不眠は身体に良くない。

虎『寝れないね!うん!無理だね!』


結局あの騒動の後、Dinosebは我先にと眠りに落ちてしまい虎丸はこの状況下で眠れずにいた。

もちろん、Dinosebは虎丸の隣ですーすーと寝息を立てて眠っている。


虎『ま…まるふぁす…?起きてるなら返事してくれんかね…ちょっと色々と状況的に良くないから朝まで付き合って欲しいんだけど…』


マ『………………』


反応はない。

いつもならDinosebが眠った時に体を借りて鍛錬やその辺を歩き回ったり、会話したりしているのにこういう時に出て来てくれない。


終わった…。

朝までこの状況でいろと?

神様、僕を殺す気ですか…

…あぁもう!心臓がうるさい!!!

なんなのこれ。もやもやしすぎて気持ち悪い。


周りが静かな空間なのもあり、自分の心音が聞こえドクン、ドクンと脈打つのがはっきりとわかる。
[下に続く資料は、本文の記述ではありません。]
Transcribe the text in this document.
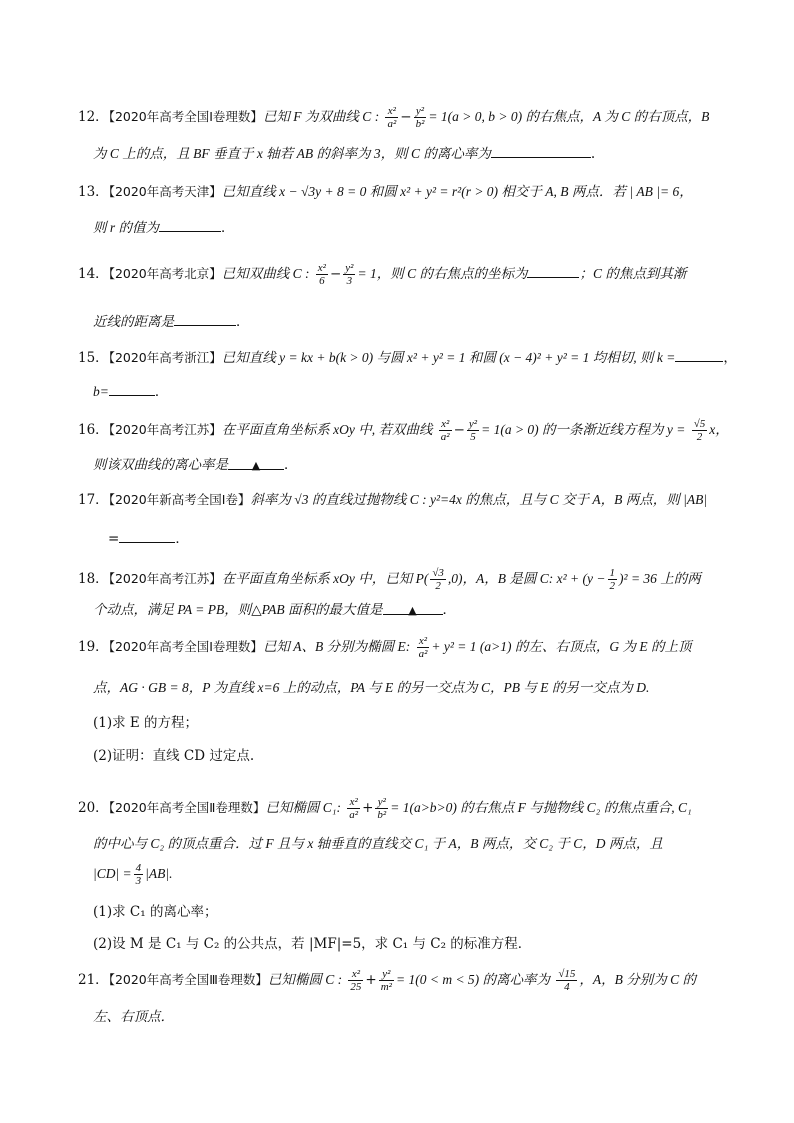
12．【2020年高考全国Ⅰ卷理数】已知 F 为双曲线 C : $\frac{\text{x²}}{\text{a²}} - \frac{\text{y²}}{\text{b²}} = 1(a > 0$, b > 0) 的右焦点，A 为 C 的右顶点，B
为 C 上的点，且 BF 垂直于 x 轴若 AB 的斜率为 3，则 C 的离心率为	.
13．【2020年高考天津】已知直线 x − √3y + 8 = 0 和圆 x² + y² = r²(r > 0) 相交于 A, B 两点．若 | AB |= 6，
则 r 的值为	．
14．【2020年高考北京】已知双曲线 C : $\frac{\text{x²}}{6} - \frac{\text{y²}}{3} = 1$，则 C 的右焦点的坐标为	；C 的焦点到其渐
近线的距离是	．
15．【2020年高考浙江】已知直线 y = kx + b(k > 0) 与圆 x² + y² = 1 和圆 (x − 4)² + y² = 1 均相切, 则 k =	，
b=	．
16．【2020年高考江苏】在平面直角坐标系 xOy 中, 若双曲线 $\frac{\text{x²}}{\text{a²}} - \frac{\text{y²}}{5} = 1(a > 0)$ 的一条渐近线方程为 $y = \frac{√5}{2}$ x，
则该双曲线的离心率是 ▲ ．
17．【2020年新高考全国Ⅰ卷】斜率为 √3 的直线过抛物线 C : y²=4x 的焦点，且与 C 交于 A，B 两点，则 |AB|
=	．
18．【2020年高考江苏】在平面直角坐标系 xOy 中，已知 $P( \frac{√3}{2} ,0)$，A，B 是圆 C: $x^2 + (y - \frac{1}{2} )^2 = 36$ 上的两
个动点，满足 PA = PB，则△PAB 面积的最大值是 ▲ ．
19．【2020年高考全国Ⅰ卷理数】已知 A、B 分别为椭圆 E: $\frac{\text{x²}}{\text{a²}} + y^2 = 1$ (a>1) 的左、右顶点，G 为 E 的上顶
点，AG · GB = 8，P 为直线 x=6 上的动点，PA 与 E 的另一交点为 C，PB 与 E 的另一交点为 D.
(1)求 E 的方程；
(2)证明：直线 CD 过定点.
20．【2020年高考全国Ⅱ卷理数】已知椭圆 C₁: $\frac{\text{x²}}{\text{a²}} + \frac{\text{y²}}{\text{b²}} = 1(a>b>0)$ 的右焦点 F 与抛物线 C₂ 的焦点重合, C₁
的中心与 C₂ 的顶点重合．过 F 且与 x 轴垂直的直线交 C₁ 于 A，B 两点，交 C₂ 于 C，D 两点，且
$|CD| = \frac{4}{3} |AB|$.
(1)求 C₁ 的离心率；
(2)设 M 是 C₁ 与 C₂ 的公共点，若 |MF|=5，求 C₁ 与 C₂ 的标准方程．
21．【2020年高考全国Ⅲ卷理数】已知椭圆 C : $\frac{\text{x²}}{25} + \frac{\text{y²}}{\text{m²}} = 1(0 < m < 5)$ 的离心率为 $\frac{√15}{4}$ ，A，B 分别为 C 的
左、右顶点．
トク、トクと小さく聞こえるのはDinosebの心音。


彼の心音に気を取られているとビュッと隙間風が吹き、部屋の温度を一気に下げた。


虎『うっさむ…ま、まぁ…寒いし…ちょっとくっついてもいいかな…ば、バレなきゃ良いっしょ、うん。』


ちょっと温まったら離れればいいし…そう独り言を呟くとDinosebの腕を枕にして胸にすり寄り目を瞑った。


虎『あったかい…ふふ』


少々恥ずかしがりながらではあるが、Dinosebの温かみを感じながら、ふにゃっと笑みを零す。


拾われてから少しして、慣れてきた頃や訓練校では割とスキンシップは取っていた方。

だがスサノヲに入隊して副官に就任するまでの間、人に触れることをあまりしていなかった為、人の温かみと心地よい心音のせいからかあっという間に睡魔が襲ってきた。


虎『ん…じの…ち…』


ゆっくりと目を閉じ、虎丸も眠りに落ちた。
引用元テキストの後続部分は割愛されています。